BACKGROUND: According to the Mayo Clinic, six to eight million Americans have fibromyalgia. For years, patients with fibromyalgia were told the condition was "all in their heads."
No tests are available to diagnose the condition. Instead, the characteristic "tender points" are pushed on, and if the patient is sensitive at 11 of the 18 tender points, they are considered to have fibromyalgia.
Patients with the condition describe it as constant pain and fatigue that often leaves them unable to get out of bed. It is sometimes a burning pain, and sometimes a throbbing pain. It can come on suddenly without warning or unusual activities can set it off.
New research suggests the condition may be hereditary.

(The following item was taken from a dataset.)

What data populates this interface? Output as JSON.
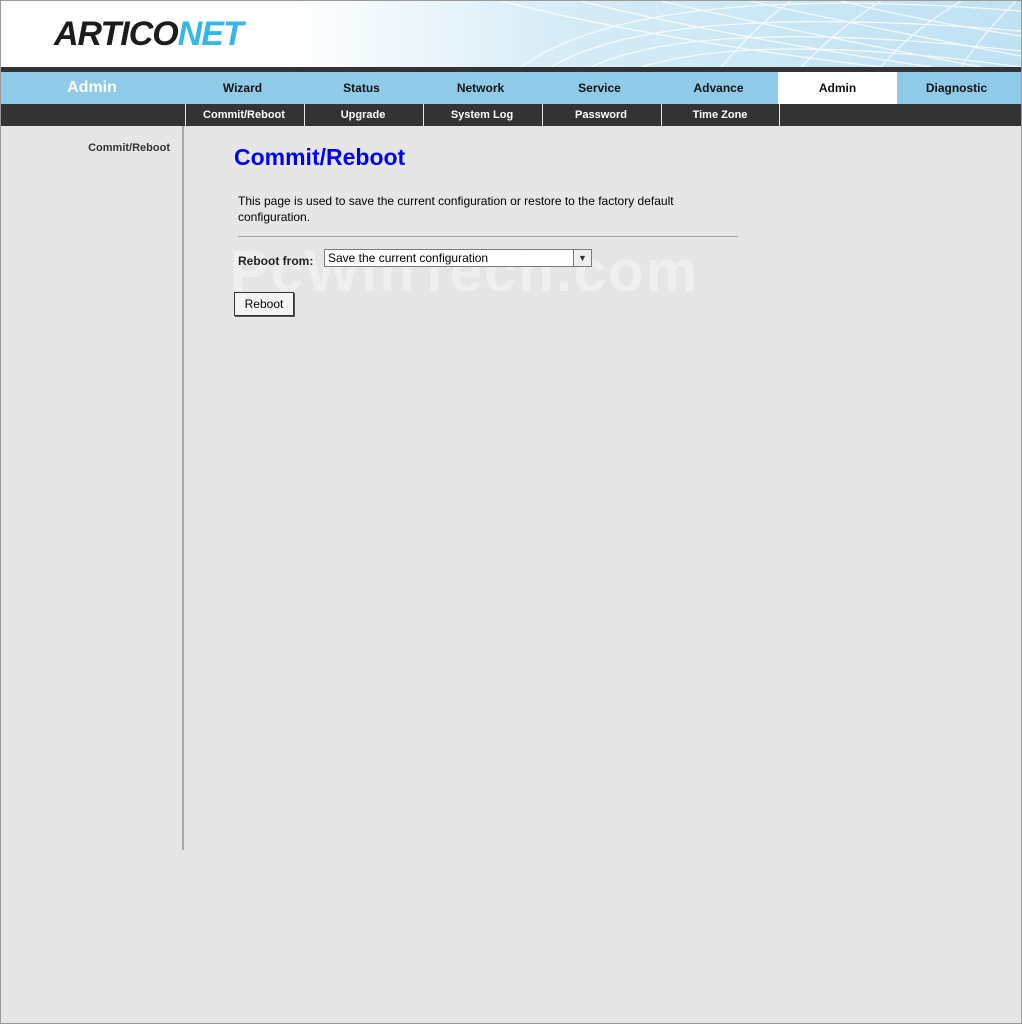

Other symptoms often associated with fibromyalgia include allergies, bowel and bladder problems, sleep problems, restless leg syndrome and migraine headaches.
FIBROMYALGIA RESEARCH: New research is offering encouraging news for patients with fibromyalgia. If nothing else, it is at least showing that there are biological and physiological causes for the pain these individuals feel. One area of research being headed up by Daniel Clauw, M.D., currently at the University of Michigan.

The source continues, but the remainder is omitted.